Nova batata-doce do IAC promete rendimento quatro vezes superior à média paulista

O Instituto Agronômico (IAC) desenvolveu uma nova cultivar de batata-doce que promete revolucionar a produção do tubérculo no estado de São Paulo. Batizada de IAC Dom Pedro II, em homenagem ao imperador que fundou o instituto, a variedade de polpa alaranjada apresenta produtividade quatro vezes maior que a média paulista, segundo o pesquisador de raízes e tubérculos do IAC, Valdemir Antonio Peressin.

Os testes realizados em Piracicaba, Mococa e Campinas mostraram que a IAC Dom Pedro II atinge mais de 60 toneladas por hectare, enquanto a média paulista é de 16 toneladas — já superior à média nacional em quatro toneladas. A cultivar começou a ser desenvolvida em 2016, a partir de cruzamentos, e já está registrada no Ministério da Agricultura, estando em processo de proteção para cobrança de royalties.

Além da alta produtividade, a batata-doce se destaca pelo valor nutricional. A variedade é biofortificada, com 77 microgramas de betacaroteno por grama de polpa fresca, enquanto a maioria das variedades comerciais registra menos de 1 micrograma. No organismo, o betacaroteno — importante antioxidante — se transforma em vitamina A, e o consumo de 30 a 60 gramas da batata é suficiente para suprir a necessidade diária do nutriente.

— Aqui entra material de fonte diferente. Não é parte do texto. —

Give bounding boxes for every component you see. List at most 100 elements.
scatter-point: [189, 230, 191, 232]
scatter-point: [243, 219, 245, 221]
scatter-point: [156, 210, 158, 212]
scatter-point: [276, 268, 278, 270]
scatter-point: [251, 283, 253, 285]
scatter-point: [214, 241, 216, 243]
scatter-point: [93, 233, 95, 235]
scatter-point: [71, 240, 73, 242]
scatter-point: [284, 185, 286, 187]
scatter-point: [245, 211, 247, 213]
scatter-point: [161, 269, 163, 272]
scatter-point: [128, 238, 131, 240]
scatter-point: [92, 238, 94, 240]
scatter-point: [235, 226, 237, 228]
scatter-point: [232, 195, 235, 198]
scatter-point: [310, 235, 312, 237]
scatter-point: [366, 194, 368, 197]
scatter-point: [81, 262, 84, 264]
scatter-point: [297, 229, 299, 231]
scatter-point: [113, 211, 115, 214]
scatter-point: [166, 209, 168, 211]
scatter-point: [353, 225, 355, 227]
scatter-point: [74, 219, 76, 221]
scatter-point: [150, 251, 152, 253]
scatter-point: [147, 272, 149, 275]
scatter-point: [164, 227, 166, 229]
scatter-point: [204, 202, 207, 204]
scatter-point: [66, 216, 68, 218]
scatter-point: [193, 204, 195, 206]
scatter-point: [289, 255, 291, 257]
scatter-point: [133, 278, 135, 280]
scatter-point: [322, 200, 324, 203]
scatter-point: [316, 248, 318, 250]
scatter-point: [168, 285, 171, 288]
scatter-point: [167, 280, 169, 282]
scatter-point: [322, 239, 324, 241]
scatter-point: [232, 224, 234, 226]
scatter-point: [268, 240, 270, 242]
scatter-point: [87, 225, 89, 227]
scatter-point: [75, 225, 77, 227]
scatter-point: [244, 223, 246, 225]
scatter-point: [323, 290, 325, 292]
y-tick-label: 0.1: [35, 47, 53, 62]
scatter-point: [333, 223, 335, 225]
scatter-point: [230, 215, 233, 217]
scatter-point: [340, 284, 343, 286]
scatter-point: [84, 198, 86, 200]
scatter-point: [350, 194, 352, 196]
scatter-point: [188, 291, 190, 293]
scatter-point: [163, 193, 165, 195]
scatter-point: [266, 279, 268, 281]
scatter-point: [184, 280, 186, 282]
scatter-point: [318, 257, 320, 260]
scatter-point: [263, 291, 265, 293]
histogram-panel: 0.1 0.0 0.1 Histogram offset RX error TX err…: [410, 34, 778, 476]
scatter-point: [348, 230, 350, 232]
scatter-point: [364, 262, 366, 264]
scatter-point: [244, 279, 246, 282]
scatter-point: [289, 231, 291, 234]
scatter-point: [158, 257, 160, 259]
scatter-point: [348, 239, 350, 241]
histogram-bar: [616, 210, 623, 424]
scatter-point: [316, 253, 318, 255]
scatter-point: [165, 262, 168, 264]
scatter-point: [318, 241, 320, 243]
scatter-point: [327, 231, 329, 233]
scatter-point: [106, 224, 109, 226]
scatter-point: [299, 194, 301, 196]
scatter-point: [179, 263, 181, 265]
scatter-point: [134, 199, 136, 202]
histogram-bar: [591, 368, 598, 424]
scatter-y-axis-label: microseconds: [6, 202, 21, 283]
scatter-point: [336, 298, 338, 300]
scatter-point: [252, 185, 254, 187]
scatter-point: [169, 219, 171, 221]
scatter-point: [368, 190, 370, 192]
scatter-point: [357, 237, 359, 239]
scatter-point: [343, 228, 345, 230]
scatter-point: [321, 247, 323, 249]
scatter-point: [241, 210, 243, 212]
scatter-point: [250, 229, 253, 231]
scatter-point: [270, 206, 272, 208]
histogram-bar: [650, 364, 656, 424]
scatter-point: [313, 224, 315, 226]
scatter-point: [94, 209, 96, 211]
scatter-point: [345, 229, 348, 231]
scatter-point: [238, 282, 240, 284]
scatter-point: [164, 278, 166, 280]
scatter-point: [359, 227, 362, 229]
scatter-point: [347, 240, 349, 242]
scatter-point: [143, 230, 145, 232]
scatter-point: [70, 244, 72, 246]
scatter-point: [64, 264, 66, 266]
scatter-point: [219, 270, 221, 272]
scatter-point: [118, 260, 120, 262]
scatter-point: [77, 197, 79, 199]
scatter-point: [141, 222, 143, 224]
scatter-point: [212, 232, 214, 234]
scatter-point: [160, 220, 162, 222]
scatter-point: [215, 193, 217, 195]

São Paulo é o estado mais tecnificado na produção de batata-doce, com irrigação, plantio mecanizado, colheita semimecanizada, mudas de laboratório e rotação de culturas. Desde 2024, tornou-se o maior produtor nacional, superando o Ceará. Na região de Presidente Prudente, grandes produtores focam na exportação para a Europa, onde a batata de polpa alaranjada é muito apreciada.

“Os bons produtores de Presidente Prudente, região que mais planta batata em São Paulo, conseguem uma produtividade de até 25 toneladas. A IAC Dom Pedro II vai muito além e produz uma batata-doce maior e de polpa alaranjada, bem ao gosto dos europeus”, afirma Peressin.

A cultivar já está sendo plantada experimentalmente em três regiões: em lavouras de Presidente Prudente, na região de Ribeirão Preto e no Centro de Produção e Transferência de Tecnologia Agropecuária, em São José do Rio Preto. Para que a Dom Pedro II se torne uma das cultivares mais plantadas no país, será necessária uma mudança de hábito do consumidor brasileiro, que tradicionalmente prefere a batata de polpa branca. O pesquisador compara com a mandioca: antes, o brasileiro só consumia a de polpa branca; hoje, a amarela é a preferida.

Os viveiros de mudas da Cati Sementes, espalhados pelo estado, e da Mudas Ribeiro, em Uirapuru, venderão as mudas assim que o processo de proteção for concluído.